Briefly a member of David Cunningham’s pop project The Flying Lizards (his guitar can be heard sampled on “Water” by The Roots), he has released fifteen solo albums, from New and Rediscovered Musical Instruments on Brian Eno’s Obscure label (1975) and Sound Body on David Sylvian’s Samadhisound label (2006) to Entities Inertias Faint Beings (2016) and Apparition Paintings (2020) on Lawrence English’s ROOM40 label. His 1978 Amazonas recordings of Yanomami shamanism and ritual - released on Sub Rosa as Lost Shadows (2016) - were called by The Wire a “tsunami of weirdness” while Entities Inertias Faint Beings was described in Pitchfork as “an album about using sound to find one’s own bearings . . . again and again, understated wisps of melody, harmony, and rhythm surface briefly and disappear just as quickly, sending out ripples that supercharge every corner of this lovely, engrossing album.”
In the early 1970s he performed with sound poet Bob Cobbing, butoh dancer Mitsutaka Ishii and drummer Paul Burwell, along with key figures in improvisation, including Derek Bailey, Evan Parker, Georgie Born, Hugh Davies, John Stevens, Lol Coxhill, Frank Perry and John Zorn. In recent years he has returned to collaborative performance, working with many artists and musicians including Rie Nakajima, Akio Suzuki, Max Eastley, Tania Caroline Chen, John Butcher, Ken Ikeda, Elaine Mitchener, Henry Grimes, Sharon Gal, Camille Norment, Sidsel Endresen, Alasdair Roberts, Thurston Moore, Jennifer Allum, Miya Masaoka, Extended Organ (with Paul McCarthy and Tom Recchion), Ryuichi Sakamoto and a revived Alterations, the iconoclastic improvising quartet with Steve Beresford, Peter Cusack and Terry Day first formed in 1977. He has also made many collaborative records, including Buried Dreams and Doll Creature with Max Eastley, Breath Taking with Akio Suzuki, Skin Tones with Ken Ikeda, Garden of Shadows and Light with Ryuichi Sakamoto and co-productions (with Steve Beresford) for Frank Chickens, the 49 Americans and Ivor Cutler.

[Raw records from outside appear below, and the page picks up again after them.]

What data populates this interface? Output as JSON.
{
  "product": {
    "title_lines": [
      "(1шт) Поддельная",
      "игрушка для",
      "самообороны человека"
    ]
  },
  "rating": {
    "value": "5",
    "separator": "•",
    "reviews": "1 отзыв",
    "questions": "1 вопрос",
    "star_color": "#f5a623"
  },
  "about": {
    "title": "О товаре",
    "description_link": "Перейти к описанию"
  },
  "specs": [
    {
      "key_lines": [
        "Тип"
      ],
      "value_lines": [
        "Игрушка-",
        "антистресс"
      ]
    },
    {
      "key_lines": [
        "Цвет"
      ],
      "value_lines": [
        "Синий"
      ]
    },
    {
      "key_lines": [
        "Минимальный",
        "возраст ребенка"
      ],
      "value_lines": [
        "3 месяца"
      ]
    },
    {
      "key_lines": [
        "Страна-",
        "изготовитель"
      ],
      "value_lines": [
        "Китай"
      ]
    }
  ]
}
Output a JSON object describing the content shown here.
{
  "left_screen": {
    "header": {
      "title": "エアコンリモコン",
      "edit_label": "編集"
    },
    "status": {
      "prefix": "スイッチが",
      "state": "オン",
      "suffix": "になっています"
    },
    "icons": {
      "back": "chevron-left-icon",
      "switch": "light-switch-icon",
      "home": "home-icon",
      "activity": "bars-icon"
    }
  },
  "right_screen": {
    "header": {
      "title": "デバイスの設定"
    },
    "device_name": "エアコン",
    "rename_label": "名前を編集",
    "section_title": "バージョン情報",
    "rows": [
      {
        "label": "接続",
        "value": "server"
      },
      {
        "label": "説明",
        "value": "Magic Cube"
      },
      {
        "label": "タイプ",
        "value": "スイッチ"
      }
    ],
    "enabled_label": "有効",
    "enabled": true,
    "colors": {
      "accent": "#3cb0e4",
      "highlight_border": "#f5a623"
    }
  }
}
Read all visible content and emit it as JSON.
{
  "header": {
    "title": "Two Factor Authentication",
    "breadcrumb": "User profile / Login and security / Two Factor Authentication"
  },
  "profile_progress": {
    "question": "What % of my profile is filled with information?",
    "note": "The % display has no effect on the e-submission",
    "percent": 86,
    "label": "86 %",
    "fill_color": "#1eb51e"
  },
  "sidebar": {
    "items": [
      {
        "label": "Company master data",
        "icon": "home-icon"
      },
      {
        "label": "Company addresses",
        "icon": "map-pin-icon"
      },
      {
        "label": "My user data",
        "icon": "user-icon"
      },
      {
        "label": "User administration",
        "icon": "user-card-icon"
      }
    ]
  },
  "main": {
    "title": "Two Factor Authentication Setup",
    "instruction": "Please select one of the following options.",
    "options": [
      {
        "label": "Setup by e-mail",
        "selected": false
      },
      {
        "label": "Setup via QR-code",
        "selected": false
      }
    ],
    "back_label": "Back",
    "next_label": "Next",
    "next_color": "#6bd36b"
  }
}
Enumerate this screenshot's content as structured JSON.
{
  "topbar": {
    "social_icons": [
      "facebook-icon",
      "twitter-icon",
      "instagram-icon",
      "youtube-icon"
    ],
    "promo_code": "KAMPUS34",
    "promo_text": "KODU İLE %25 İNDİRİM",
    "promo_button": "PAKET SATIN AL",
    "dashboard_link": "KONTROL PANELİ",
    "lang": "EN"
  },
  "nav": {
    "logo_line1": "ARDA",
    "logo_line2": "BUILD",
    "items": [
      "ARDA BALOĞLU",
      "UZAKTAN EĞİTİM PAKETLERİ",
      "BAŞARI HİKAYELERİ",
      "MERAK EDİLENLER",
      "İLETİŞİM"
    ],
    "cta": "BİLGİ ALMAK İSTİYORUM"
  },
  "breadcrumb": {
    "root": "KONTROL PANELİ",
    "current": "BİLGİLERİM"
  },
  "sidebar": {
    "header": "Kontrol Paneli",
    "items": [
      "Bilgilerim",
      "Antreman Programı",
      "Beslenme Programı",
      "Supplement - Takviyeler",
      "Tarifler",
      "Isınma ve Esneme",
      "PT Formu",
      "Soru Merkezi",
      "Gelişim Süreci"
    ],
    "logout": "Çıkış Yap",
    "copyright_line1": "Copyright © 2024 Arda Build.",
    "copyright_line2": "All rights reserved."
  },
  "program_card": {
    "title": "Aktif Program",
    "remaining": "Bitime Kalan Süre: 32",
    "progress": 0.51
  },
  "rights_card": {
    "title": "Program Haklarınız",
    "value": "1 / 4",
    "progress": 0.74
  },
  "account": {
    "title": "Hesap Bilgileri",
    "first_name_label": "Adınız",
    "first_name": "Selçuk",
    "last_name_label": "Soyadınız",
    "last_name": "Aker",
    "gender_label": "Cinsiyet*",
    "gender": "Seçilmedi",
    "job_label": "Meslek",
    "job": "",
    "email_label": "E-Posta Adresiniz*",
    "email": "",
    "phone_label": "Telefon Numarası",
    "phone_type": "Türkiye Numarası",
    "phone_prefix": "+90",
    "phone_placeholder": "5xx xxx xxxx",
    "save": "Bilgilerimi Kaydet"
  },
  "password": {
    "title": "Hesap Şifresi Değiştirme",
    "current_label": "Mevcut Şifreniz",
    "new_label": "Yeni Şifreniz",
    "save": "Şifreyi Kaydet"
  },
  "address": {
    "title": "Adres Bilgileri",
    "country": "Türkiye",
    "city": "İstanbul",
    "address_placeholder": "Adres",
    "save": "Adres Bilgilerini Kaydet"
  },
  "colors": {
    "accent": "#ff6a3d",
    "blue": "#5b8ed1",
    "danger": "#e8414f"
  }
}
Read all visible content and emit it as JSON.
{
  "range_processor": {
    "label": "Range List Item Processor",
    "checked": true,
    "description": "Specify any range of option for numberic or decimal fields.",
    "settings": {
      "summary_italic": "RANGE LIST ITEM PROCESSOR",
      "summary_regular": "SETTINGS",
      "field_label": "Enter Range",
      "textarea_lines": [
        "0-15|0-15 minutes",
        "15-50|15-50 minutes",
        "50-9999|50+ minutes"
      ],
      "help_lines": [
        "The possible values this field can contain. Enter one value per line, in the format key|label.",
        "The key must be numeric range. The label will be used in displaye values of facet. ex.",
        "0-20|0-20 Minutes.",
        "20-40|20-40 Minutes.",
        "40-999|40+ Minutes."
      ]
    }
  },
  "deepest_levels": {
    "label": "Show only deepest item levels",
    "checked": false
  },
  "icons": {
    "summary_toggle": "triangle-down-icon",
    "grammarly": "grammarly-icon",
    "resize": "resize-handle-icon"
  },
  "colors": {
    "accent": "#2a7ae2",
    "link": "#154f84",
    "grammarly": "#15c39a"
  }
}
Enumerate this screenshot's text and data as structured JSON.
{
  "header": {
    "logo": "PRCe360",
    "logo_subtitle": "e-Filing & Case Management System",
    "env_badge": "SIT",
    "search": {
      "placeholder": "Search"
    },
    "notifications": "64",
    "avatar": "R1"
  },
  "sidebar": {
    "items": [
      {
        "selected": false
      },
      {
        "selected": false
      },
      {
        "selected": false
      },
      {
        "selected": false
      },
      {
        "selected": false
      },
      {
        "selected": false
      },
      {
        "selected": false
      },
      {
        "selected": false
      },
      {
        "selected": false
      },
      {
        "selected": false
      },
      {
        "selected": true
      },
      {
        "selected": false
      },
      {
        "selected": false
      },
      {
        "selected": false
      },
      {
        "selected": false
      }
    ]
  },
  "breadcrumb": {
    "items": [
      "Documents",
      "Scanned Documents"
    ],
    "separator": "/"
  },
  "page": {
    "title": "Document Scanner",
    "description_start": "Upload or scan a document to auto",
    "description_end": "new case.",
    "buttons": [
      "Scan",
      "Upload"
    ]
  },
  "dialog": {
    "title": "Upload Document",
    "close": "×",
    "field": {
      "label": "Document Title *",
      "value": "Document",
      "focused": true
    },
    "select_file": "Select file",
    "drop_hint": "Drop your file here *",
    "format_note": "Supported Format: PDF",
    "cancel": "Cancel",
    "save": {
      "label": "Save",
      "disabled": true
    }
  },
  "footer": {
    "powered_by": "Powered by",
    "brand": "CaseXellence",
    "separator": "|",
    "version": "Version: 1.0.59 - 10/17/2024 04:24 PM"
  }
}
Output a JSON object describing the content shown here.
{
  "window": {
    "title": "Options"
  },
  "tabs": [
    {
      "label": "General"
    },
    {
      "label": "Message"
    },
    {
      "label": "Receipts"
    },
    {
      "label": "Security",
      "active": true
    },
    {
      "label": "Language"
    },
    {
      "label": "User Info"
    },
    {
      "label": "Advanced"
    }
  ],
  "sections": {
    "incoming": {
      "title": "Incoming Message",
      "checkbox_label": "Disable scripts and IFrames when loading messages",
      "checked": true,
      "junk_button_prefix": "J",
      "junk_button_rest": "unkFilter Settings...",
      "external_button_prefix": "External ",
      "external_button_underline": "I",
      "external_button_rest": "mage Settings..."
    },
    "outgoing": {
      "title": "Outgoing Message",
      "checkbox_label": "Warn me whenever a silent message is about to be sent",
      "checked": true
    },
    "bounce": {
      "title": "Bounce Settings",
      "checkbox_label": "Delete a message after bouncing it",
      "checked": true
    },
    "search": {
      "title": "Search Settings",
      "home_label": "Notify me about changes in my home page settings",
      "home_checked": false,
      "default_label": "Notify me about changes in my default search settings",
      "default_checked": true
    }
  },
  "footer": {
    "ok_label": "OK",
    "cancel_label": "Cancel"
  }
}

Major sound art exhibitions he has curated include Sonic Boom at the Hayward Gallery, London (2000) and Playing John Cage at the Arnolfini Gallery, Bristol (2005-6). In 2008, a DVD of the Belgian film – I Never Promised You a Rose Garden: A Portrait of David Toop Through His Records Collection – was released by Sub Rosa, and in 2017 his autobiography – Flutter Echo: Living Within Sound – was published by Du Books in Japan. His most recent records are Dirty Songs Play Dirty Songs (Audika, 2017), Suttle Sculpture (Paul Burwell and David Toop live, 1977, Sub Rosa, 2018), John Cage: Electronic Music for Piano with Tania Chen, Thurston Moore and Jon Leidecker (Omnivore, 2018), Apparition Paintings (ROOM40, 2020), Field Recordings and Fox Spirits (ROOM40, 2020), Until the Night Melts Away (with Sharon Gal and John Butcher, Shrike, 2021) and Garden of Shadows and Light (with Ryuichi Sakamoto, 33-33, 2021).
He is Professor Emeritus at London College of Communication.